Plaintiff's status (of invitee) continued even to mistakenly opening the basement door, through which she stepped and fell. This is so, first, because of her fact allegations, taken as true upon demurrer, viz: "* * *, and that upon entering the premises of the defendants, said customers, both men and women, are expected and invited by the defendants to go into said display room, or through the same to its various other departments, as hereinabove mentioned, or to use either gentlemen's or ladies' rest rooms, both of which are provided by defendant on its premises, and that no restrictions are placed by the defendants upon the movements of the patrons and customers in said display room, or into the other roomsopening out of said display room." (Italics supplied.)

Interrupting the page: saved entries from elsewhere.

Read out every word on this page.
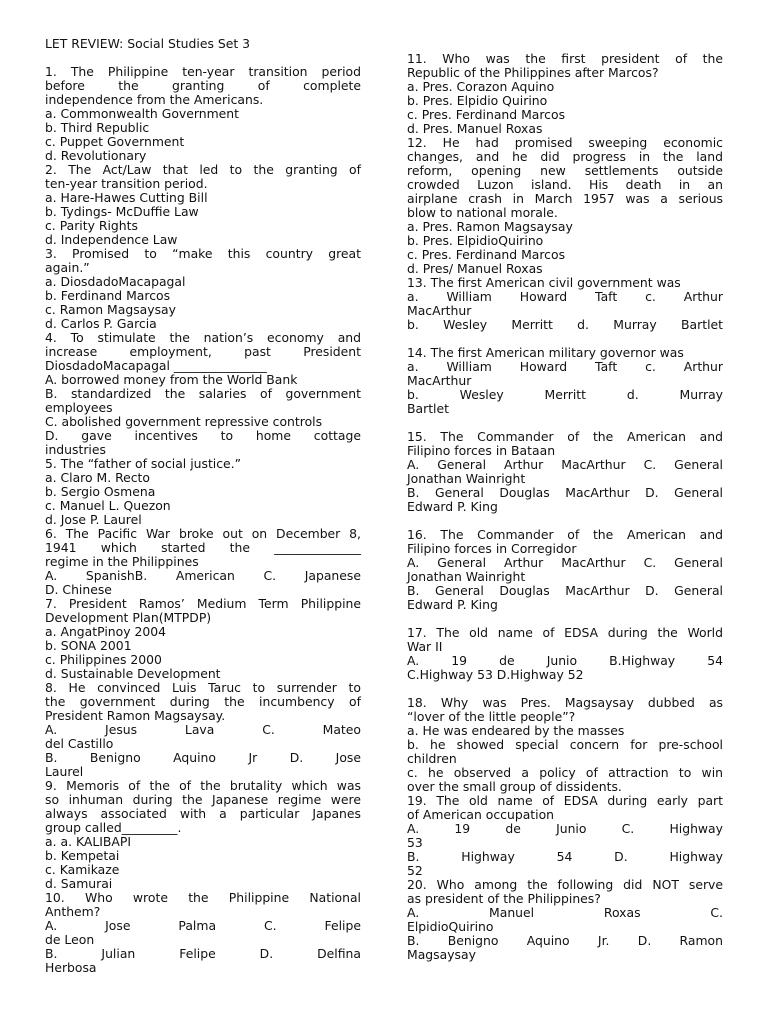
LET REVIEW: Social Studies Set 3
1. The Philippine ten-year transition period
before the granting of complete
independence from the Americans.
a. Commonwealth Government
b. Third Republic
c. Puppet Government
d. Revolutionary
2. The Act/Law that led to the granting of
ten-year transition period.
a. Hare-Hawes Cutting Bill
b. Tydings- McDuffie Law
c. Parity Rights
d. Independence Law
3. Promised to “make this country great
again.”
a. DiosdadoMacapagal
b. Ferdinand Marcos
c. Ramon Magsaysay
d. Carlos P. Garcia
4. To stimulate the nation’s economy and
increase employment, past President
DiosdadoMacapagal _______________
A. borrowed money from the World Bank
B. standardized the salaries of government
employees
C. abolished government repressive controls
D. gave incentives to home cottage
industries
5. The “father of social justice.”
a. Claro M. Recto
b. Sergio Osmena
c. Manuel L. Quezon
d. Jose P. Laurel
6. The Pacific War broke out on December 8,
1941 which started the ______________
regime in the Philippines
A. SpanishB. American C. Japanese
D. Chinese
7. President Ramos’ Medium Term Philippine
Development Plan(MTPDP)
a. AngatPinoy 2004
b. SONA 2001
c. Philippines 2000
d. Sustainable Development
8. He convinced Luis Taruc to surrender to
the government during the incumbency of
President Ramon Magsaysay.
A. Jesus Lava C. Mateo
del Castillo
B. Benigno Aquino Jr D. Jose
Laurel
9. Memoris of the of the brutality which was
so inhuman during the Japanese regime were
always associated with a particular Japanes
group called_________.
a. a. KALIBAPI
b. Kempetai
c. Kamikaze
d. Samurai
10. Who wrote the Philippine National
Anthem?
A. Jose Palma C. Felipe
de Leon
B. Julian Felipe D. Delfina
Herbosa
11. Who was the first president of the
Republic of the Philippines after Marcos?
a. Pres. Corazon Aquino
b. Pres. Elpidio Quirino
c. Pres. Ferdinand Marcos
d. Pres. Manuel Roxas
12. He had promised sweeping economic
changes, and he did progress in the land
reform, opening new settlements outside
crowded Luzon island. His death in an
airplane crash in March 1957 was a serious
blow to national morale.
a. Pres. Ramon Magsaysay
b. Pres. ElpidioQuirino
c. Pres. Ferdinand Marcos
d. Pres/ Manuel Roxas
13. The first American civil government was
a. William Howard Taft c. Arthur
MacArthur
b. Wesley Merritt d. Murray Bartlet
14. The first American military governor was
a. William Howard Taft c. Arthur
MacArthur
b. Wesley Merritt d. Murray
Bartlet
15. The Commander of the American and
Filipino forces in Bataan
A. General Arthur MacArthur C. General
Jonathan Wainright
B. General Douglas MacArthur D. General
Edward P. King
16. The Commander of the American and
Filipino forces in Corregidor
A. General Arthur MacArthur C. General
Jonathan Wainright
B. General Douglas MacArthur D. General
Edward P. King
17. The old name of EDSA during the World
War II
A. 19 de Junio B.Highway 54
C.Highway 53 D.Highway 52
18. Why was Pres. Magsaysay dubbed as
“lover of the little people”?
a. He was endeared by the masses
b. he showed special concern for pre-school
children
c. he observed a policy of attraction to win
over the small group of dissidents.
19. The old name of EDSA during early part
of American occupation
A. 19 de Junio C. Highway
53
B. Highway 54 D. Highway
52
20. Who among the following did NOT serve
as president of the Philippines?
A. Manuel Roxas C.
ElpidioQuirino
B. Benigno Aquino Jr. D. Ramon
Magsaysay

For purpose of this record, therefore, defendant's duty of keeping its premises in reasonably safe condition for plaintiff, as an invitee thereon, extended, on the admitted facts, to the very compartment where her injuries were sustained; it being another room "opening out of said display room."

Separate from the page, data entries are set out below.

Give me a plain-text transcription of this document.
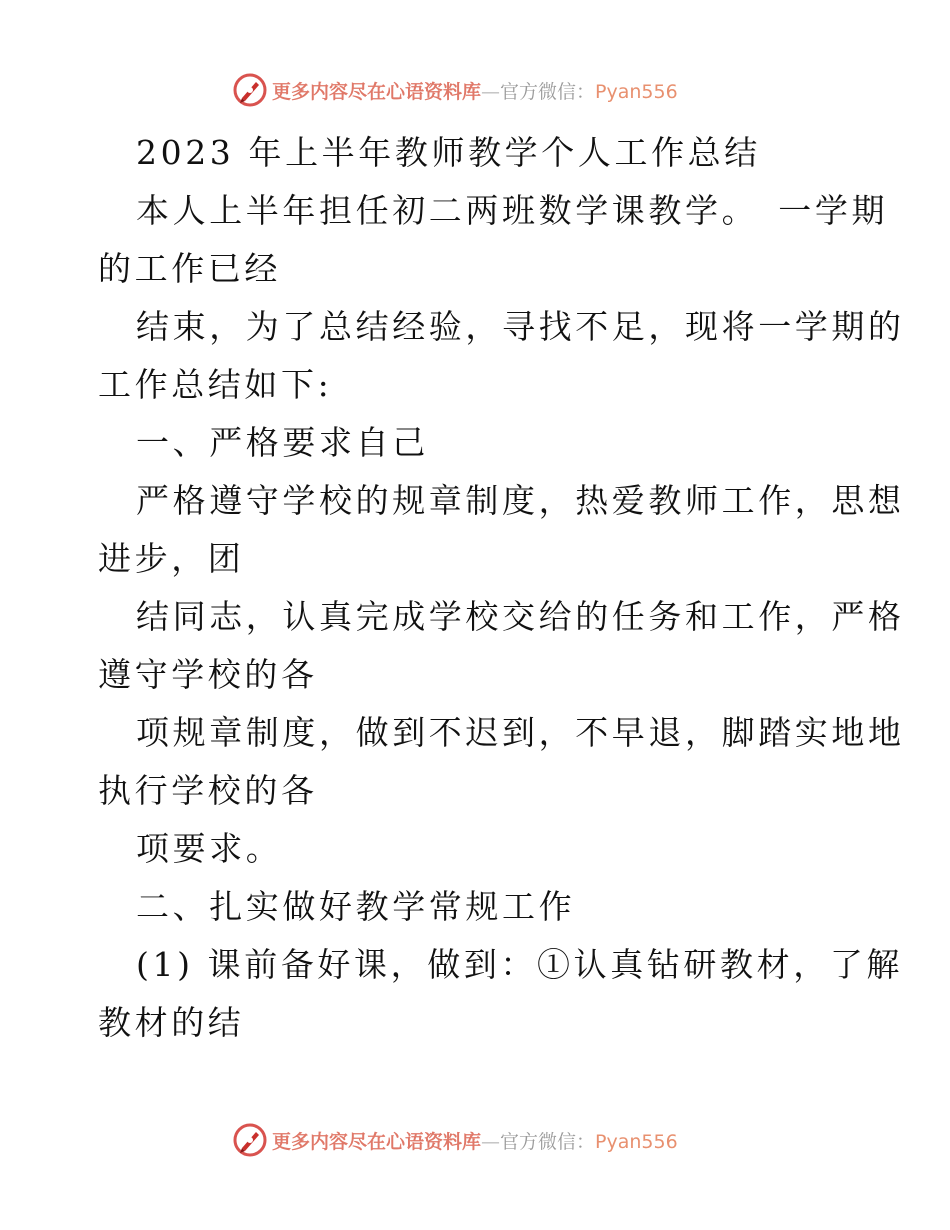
更多内容尽在心语资料库—官方微信：Pyan556

2023 年上半年教师教学个人工作总结

本人上半年担任初二两班数学课教学。　一学期

的工作已经

结束，为了总结经验，寻找不足，现将一学期的

工作总结如下:

一、严格要求自己

严格遵守学校的规章制度，热爱教师工作，思想

进步，团

结同志，认真完成学校交给的任务和工作，严格

遵守学校的各

项规章制度，做到不迟到，不早退，脚踏实地地

执行学校的各

项要求。

二、扎实做好教学常规工作

(1) 课前备好课，做到：①认真钻研教材，了解

教材的结

更多内容尽在心语资料库—官方微信：Pyan556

Additional to this, plaintiff did not know that defendant had excepted the space beyond this unlabeled door from an implied invitation extending to its office and service department, all on the east side of the building. Said basement door was adjacent to and only a few feet to the left of the gentlemen's restroom on the same east side. There was a ladies' restroom, according to defense pleading, somewhere on the particular floor, as to which plaintiff was, undoubtedly, an invitee. Viewing the situation as it first appeared to plaintiff, and not as same was by her later discovered to exist, it would seem that, whether Mrs. Montgomery's mistake was justifiable or whether defendant was negligent in not exercising some of the alleged *Page 562 
precautionary measures, are all matters upon which reasonable minds might differ; thus, questions for the jury's determination.
Appellees' motion for rehearing will be overruled.